Katie Farber, the Ventura County Fire Department’s dispatcher of the year, guided three moms through childbirth in 2021. A girl in March, and boys in August and September.

“Assisting with a childbirth is an incredible experience and I am very lucky to have been the one to answer these calls,” Farber said.

“During the call it is important to make sure that the caller knows help is on the way and that together we can handle the situation in the meantime,” she said. “Ventura County Fire Dispatch uses emergency medical protocols that allow us to gather information for our responders as well as provide important instructions for our callers. This ensures that appropriate directions are given, which is especially helpful during high pressure moments like a birth that require quick and reliable action.”

Dispatcher Julie Fuchs answered the call when the man stopped breathing at a Simi Valley gym. She guided bystanders to retrieve an automated electronic defibrillation machine and gave instruction on how to use it to resuscitate the man.

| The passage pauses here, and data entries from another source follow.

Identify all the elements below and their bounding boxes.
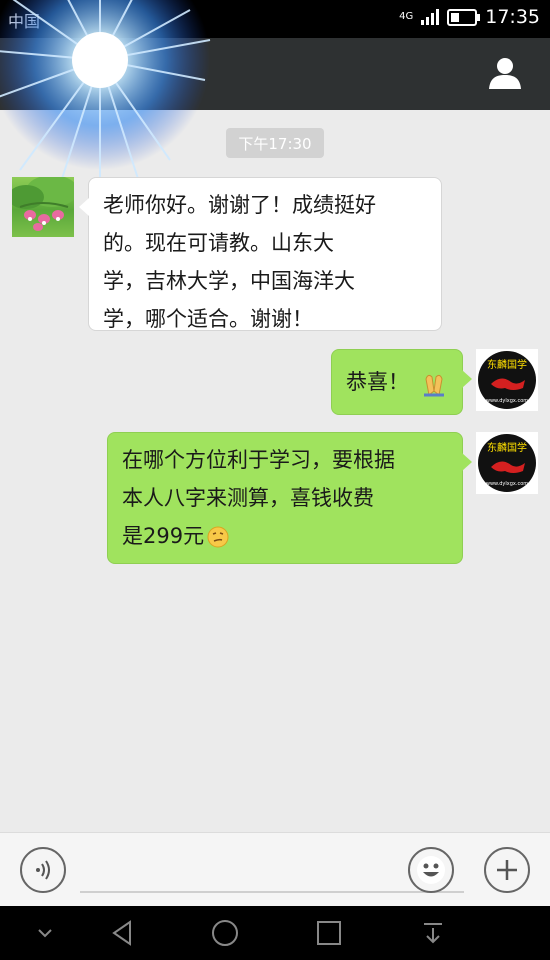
- recents-icon[interactable]: [314, 918, 344, 948]
- message-bubble-outgoing[interactable]: 恭喜！: [331, 349, 472, 415]
- carrier-label: 中国: [8, 12, 41, 31]
- chat-header: [0, 38, 550, 110]
- input-bar: [0, 832, 550, 907]
- voice-icon[interactable]: [20, 847, 66, 893]
- clock-label: 17:35: [485, 6, 540, 28]
- smirk-face-icon: [207, 526, 229, 548]
- smiley-icon[interactable]: [408, 847, 454, 893]
- signal-icon: [421, 9, 440, 25]
- back-icon[interactable]: [108, 918, 138, 948]
- message-bubble-outgoing[interactable]: 在哪个方位利于学习，要根据 本人八字来测算，喜钱收费 是299元: [107, 432, 472, 564]
- message-bubble-incoming[interactable]: 老师你好。谢谢了！成绩挺好 的。现在可请教。山东大 学，吉林大学，中国海洋大 学…: [79, 177, 442, 331]
- network-type-label: 4G: [399, 11, 414, 22]
- avatar-brand-text: 东麟国学: [487, 358, 527, 371]
- person-icon[interactable]: [488, 56, 522, 90]
- plus-icon[interactable]: [484, 847, 530, 893]
- flower-image: [12, 177, 74, 231]
- my-avatar[interactable]: 东麟国学 www.dylxgx.com: [476, 432, 538, 494]
- battery-icon: [447, 8, 481, 26]
- contact-avatar[interactable]: [12, 177, 74, 237]
- message-text: 老师你好。谢谢了！成绩挺好 的。现在可请教。山东大 学，吉林大学，中国海洋大 学…: [103, 193, 376, 331]
- folded-hands-icon: [423, 374, 444, 397]
- chevron-down-icon[interactable]: [30, 918, 60, 948]
- avatar-site-text: www.dylxgx.com: [486, 481, 528, 487]
- notification-pulldown-icon[interactable]: [418, 918, 448, 948]
- system-nav-bar: [0, 906, 550, 960]
- my-avatar[interactable]: 东麟国学 www.dylxgx.com: [476, 349, 538, 411]
- avatar-site-text: www.dylxgx.com: [486, 398, 528, 404]
- status-bar: 中国 4G 17:35: [0, 0, 550, 38]
- home-icon[interactable]: [210, 918, 240, 948]
- dragon-logo-icon: 东麟国学 www.dylxgx.com: [478, 351, 536, 409]
- message-timestamp: 下午17:30: [226, 128, 324, 158]
- message-input[interactable]: [80, 891, 464, 893]
- dragon-logo-icon: 东麟国学 www.dylxgx.com: [478, 434, 536, 492]
- avatar-brand-text: 东麟国学: [487, 441, 527, 454]
- message-text: 在哪个方位利于学习，要根据 本人八字来测算，喜钱收费 是299元: [122, 448, 395, 548]
- message-text: 恭喜！: [346, 370, 409, 394]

Fuchs also was the dispatcher when the hiker collapsed on a trail near the water tower in Simi Valley. She provided instructions on CPR for the good Samaritan who stayed on the phone while performing CPR for about 12 minutes until firefighters could arrive at the remote location and take over.

“I remember my reporting party being incredible, calm and very willing to help,” Fuchs said. “All I could do was tell him to keep going, he was doing a great job. When I saw that they were transporting to the hospital, all I could think was, ‘Wow, that person did an incredible job.’ It is always an incredible feeling when you learn that a patient survived, especially when they are young. These calls help push you through the bad days when the patient isn’t so lucky.”